WEX Inc.
- Company type: Public
- Traded as: NYSE: WEX S&P 400 Component
- ISIN: US96208T1043
- Industry: Business Services
- Founded: 1983 as Wright Express Corp.
- Headquarters: Portland, Maine, United States
- Key people: Melissa D. Smith (President, Director, & CEO) Michael E. Dubyak (Chairman of the Board)> Roberto Simon (CFO)
- Products: Fleet cards, corporate payments, virtual card.
- Revenue: US$ 1.54 billion (2020 FY)
- Operating income: US$ 239.27 million (2017)
- Net income: US$ 160.27 million (2017)
- Total assets: US$ 6.739 billion (2017)
- Total equity: US$ 1.72 billion (2017)
- Number of employees: 3,500 (2017)
- Website: www.wexinc.com

= WEX Inc. =

Payment processing & information management service company

WEX Inc. is a provider of payment processing and information management services to the United States commercial and government vehicle fleet industry. The company is headquartered in Portland, Maine and provides services in the United States, Canada, South America, Europe, Asia, and Australia.

== History ==

Previous logo

The company traces its origins to A.R. Wright, a coal and later heating oil business in South Portland, Maine. In the 1980s, A.R. Wright began allowing trucks to fuel up without having to pay an attendant by using a post-paid fuel card, leading to the creation of Wright Express Corporation in 1983.

SafeCard purchased Wright Express Corp. in 1994. On February 20, 1996, CUC International acquired SafeCard (now renamed to Ideon) for $375 million. Following CUC's merger with HFS, Wright Express became part of Cendant.

Wright Express went public in 2005. In 2012, it adopted the name WEX, signaling a shift away from focusing on fuel cards and expanding into other payment solutions.

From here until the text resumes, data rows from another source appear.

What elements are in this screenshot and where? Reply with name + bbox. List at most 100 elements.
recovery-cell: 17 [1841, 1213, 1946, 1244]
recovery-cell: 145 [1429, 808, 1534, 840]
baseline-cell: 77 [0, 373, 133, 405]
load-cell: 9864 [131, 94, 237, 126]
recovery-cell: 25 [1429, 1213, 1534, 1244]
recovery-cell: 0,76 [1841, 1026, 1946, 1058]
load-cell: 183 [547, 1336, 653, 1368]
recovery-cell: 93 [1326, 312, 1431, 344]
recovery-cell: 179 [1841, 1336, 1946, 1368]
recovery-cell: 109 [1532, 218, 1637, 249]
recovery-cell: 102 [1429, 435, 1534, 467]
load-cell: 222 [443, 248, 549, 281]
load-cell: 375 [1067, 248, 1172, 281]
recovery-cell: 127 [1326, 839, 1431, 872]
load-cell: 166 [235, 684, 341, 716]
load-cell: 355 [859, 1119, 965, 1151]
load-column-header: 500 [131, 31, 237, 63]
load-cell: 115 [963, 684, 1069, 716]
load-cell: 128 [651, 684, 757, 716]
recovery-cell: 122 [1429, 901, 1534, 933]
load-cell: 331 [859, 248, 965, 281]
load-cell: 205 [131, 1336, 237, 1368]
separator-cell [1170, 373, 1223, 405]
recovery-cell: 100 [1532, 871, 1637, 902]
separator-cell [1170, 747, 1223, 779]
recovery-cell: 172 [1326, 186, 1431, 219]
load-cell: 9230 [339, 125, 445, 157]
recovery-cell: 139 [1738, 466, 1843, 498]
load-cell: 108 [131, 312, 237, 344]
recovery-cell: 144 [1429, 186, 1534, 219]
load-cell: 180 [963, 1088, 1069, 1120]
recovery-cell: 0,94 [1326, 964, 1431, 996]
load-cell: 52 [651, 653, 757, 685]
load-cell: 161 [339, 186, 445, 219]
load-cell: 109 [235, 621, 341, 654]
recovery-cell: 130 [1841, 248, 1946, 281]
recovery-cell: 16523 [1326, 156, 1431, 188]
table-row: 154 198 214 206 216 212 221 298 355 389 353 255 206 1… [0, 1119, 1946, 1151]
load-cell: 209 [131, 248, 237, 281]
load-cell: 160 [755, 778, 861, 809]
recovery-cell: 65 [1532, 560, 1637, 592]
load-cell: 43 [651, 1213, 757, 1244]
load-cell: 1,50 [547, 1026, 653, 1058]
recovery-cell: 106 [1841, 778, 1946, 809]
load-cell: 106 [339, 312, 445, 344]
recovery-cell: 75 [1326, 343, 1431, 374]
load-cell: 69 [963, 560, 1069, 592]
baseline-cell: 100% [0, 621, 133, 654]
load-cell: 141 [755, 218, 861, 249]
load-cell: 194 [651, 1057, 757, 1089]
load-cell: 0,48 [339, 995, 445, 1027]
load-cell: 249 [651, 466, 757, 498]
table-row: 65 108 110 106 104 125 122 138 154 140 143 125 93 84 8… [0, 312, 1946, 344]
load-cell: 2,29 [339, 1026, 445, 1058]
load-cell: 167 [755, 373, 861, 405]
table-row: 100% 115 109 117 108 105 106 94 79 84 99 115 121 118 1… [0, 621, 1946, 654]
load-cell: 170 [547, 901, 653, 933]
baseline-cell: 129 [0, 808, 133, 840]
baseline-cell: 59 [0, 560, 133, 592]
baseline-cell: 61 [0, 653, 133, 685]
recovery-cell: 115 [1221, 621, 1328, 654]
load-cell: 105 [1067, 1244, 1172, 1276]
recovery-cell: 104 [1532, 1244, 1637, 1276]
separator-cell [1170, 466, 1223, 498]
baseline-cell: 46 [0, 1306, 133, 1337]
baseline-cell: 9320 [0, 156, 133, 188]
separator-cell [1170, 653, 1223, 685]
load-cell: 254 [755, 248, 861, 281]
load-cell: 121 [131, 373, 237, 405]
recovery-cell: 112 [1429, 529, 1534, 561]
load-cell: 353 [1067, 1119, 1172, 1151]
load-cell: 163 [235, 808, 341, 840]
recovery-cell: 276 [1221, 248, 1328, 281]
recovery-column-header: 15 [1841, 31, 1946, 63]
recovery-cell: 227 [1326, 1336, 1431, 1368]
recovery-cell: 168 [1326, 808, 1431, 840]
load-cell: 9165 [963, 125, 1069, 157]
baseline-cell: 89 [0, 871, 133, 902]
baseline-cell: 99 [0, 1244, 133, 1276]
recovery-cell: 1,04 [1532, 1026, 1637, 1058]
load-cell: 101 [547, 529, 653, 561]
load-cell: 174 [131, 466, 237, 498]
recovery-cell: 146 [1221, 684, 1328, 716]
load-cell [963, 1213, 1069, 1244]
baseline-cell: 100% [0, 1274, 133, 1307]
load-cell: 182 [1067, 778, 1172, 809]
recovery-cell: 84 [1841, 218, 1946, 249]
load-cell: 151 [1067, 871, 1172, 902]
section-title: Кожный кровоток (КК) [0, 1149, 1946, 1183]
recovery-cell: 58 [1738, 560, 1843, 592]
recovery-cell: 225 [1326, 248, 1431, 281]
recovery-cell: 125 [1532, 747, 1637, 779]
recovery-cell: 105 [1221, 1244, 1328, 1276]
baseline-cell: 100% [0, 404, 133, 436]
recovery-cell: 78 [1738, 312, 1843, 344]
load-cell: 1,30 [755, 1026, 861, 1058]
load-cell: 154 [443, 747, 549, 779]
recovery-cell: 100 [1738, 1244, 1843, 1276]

In 2019, WEX opened a new 100,000-square-foot headquarters across from the Ocean Gateway International Marine Passenger Terminal in Portland, Maine. The company continues to have a significant presence in South Portland. WEX is one of 10 founding corporate partners of the Roux Institute at Northeastern University, which leases a portion of the WEX headquarters for its campus.

==Operations==
WEX Fleet provides vehicle fleet customers with fuel cards and data and telematics offerings for drivers. In 2012, WEX Fleet acquired Fleet One to provide fleet cards to drivers. WEX Fleet also partners with GasBuddy, OnDeck Capital, and Chevron, among other companies, to provide services to customers. In 2017, WEX Fleet launched a new telematics platform, ClearView Advanced.

The travel segment, WEX Virtual, helps online travel agencies facilitate cross-border payments through virtual cards, allowing online travel agencies to automate back-end accounting practices. WEX Virtual launched in 2000 in support of customers including HitchHiker, HotelTonight, Expedia, and Priceline.

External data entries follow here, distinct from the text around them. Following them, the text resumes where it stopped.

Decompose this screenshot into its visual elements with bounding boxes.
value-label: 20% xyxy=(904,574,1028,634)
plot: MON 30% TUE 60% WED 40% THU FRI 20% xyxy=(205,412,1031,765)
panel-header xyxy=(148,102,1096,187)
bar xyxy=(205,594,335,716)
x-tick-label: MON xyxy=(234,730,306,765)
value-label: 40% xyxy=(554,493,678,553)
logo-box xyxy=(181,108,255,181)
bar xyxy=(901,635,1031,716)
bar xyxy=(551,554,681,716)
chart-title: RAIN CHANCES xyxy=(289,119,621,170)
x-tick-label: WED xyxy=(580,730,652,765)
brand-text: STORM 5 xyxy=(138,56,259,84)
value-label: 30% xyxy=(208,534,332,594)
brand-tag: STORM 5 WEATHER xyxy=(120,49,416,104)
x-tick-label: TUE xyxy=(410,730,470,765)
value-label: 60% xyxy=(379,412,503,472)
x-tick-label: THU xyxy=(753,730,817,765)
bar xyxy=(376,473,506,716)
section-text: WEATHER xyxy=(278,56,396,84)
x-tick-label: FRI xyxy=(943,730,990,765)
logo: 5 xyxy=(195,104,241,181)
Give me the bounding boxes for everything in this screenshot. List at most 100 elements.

In 2014, WEX acquired Evolution1, a cloud-based health industry payments provider, later renaming it to WEX Health. WEX Health Cloud helps to administer defined-contribution, wellness, and transit plans, among others. Its partners include Fifth Third Bancorp, Paychex, HSA Bank, and Discovery Benefits.

In January 2020, the company announced it would acquire travel payments companies eNett and Optal from Travelport for $577.5 million.

Melissa D. Smith became CEO of Wex in 2014, with annual revenue nearly tripling during her tenure, as of November 2023. She is known for implementing an aggressive acquisition strategy and investing in early-stage companies. As of 2024, Smith is the highest-paid executive of any public company in Maine.

WEX provides services in the United States, the United Kingdom, Canada, Brazil, New Zealand, and Australia. It also operates the wholly owned banking subsidiary WEX Bank.